An understanding of a culture can be generated in a couple of different ways - formally (through the reading of books, newspapers, periodicals etc. from that culture) and informally (through immersing oneself in the culture). The pre-departure orientation session will introduce students to the culture, but ultimately, success is dependent on a students’ ability to adjust to the culture visited. Adjustments may both be social (norms and value systems) and physical (food, dress, educational system etc.). True learning occurs when students subject themselves to their way of living and start behaving as a member of the society visited as exemplified through the learning of their language. The best advice here is to challenge yourself to learn and see their culture using their perspective.
No matter the duration of the program, at some point, most participants will experience some form of culture shock. Depending on the individual, some students will experience culture shock immediately, while others not at all. The “W” Theory of Culture Shock states four (4) stages of culture shock including initial euphoria, irritation and hostility, gradual adjustment and adaptation. Symptoms of culture shock may include:
- home sickness and loneliness
- irritability or feeling angry about small things
- sleeping a lot
- overeating or lack of appetite
- inability to study or focus effectively
- stereotyping of host country/culture
- increase in physical ailments or pains
- unexplainable crying
- Engaging in the culture
Students with little experience in overseas travel may lack confidence to explore or try new things, and they may attempt to seek out people and activities that will help them feel comfortable and which seem familiar. If students are permitted to engage in familiar experiences (food, music, or language), they may feel ready to continue with the unfamiliar experiences offered in the new culture, language, and country.

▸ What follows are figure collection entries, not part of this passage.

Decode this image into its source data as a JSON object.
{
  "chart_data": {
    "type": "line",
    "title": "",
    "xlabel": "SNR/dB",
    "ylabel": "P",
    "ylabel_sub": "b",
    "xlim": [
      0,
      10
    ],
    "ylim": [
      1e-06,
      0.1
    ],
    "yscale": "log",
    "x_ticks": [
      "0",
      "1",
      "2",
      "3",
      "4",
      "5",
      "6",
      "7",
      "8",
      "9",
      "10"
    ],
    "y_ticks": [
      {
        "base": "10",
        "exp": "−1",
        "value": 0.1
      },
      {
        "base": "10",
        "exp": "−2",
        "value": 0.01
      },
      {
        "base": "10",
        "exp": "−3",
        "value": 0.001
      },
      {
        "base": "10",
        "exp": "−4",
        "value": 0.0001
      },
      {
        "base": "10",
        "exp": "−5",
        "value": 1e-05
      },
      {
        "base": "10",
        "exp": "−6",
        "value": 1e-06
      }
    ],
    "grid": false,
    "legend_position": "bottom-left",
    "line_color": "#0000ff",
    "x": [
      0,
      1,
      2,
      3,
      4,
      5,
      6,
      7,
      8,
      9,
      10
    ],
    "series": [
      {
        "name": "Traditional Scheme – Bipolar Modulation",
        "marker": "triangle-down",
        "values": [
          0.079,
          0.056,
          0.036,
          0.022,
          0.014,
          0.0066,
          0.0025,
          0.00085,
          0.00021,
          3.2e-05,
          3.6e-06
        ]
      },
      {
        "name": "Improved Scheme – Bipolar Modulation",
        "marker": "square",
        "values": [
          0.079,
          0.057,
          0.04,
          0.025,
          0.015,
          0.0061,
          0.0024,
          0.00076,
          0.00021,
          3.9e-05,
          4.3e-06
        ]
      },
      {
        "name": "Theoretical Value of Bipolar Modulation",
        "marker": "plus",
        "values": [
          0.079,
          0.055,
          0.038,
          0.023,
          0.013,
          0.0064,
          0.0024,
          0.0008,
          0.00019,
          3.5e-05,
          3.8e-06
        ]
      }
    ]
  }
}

Many times, students will get in the habit of frequenting US fast food restaurants or “American” style establishments and speaking English with their peers (to the exclusion of any language contact with local individuals). If students are travelling in groups or with faculty members, they may want to consider going to a local restaurant, museum or attraction to better engage themselves in the culture. A journaling exercise may also be suggested to give students extra incentive to reflect on the culture.
Combining actual experience with reflection is an important part of an abroad experience. Students may want to talk to their peers about what they are seeing, so they are not overwhelmed by new experiences and/or culture shock. Students want and need to process their experiences. When travelling with faculty, the faculty member should consider planning an informal session with the group at least once each week to discuss questions, assignments, site visits or any concerns and to encourage students to start to understand their experiences. Examining the contrast students are feeling and linking the experience with reflection often leads to extremely successful student learning.
It is important that all students feel comfortable speaking during reflection sessions. Faculty members should pay attention to students’ ability to contribute to the conversation (more talkative students should be reminded to share the time with other group members). When students disagree, differences should be treated as differing perspectives, not as a debate. Faculty members should discuss and deal with strong feelings that may emerge instead of avoiding the discussion, even if the feelings are negative. They may ask questions of the individual or the group and offer different ways the student may interpret the situation. Some of the most culturally enriching experiences will not be planned. They will emerge as a natural course of events throughout the program.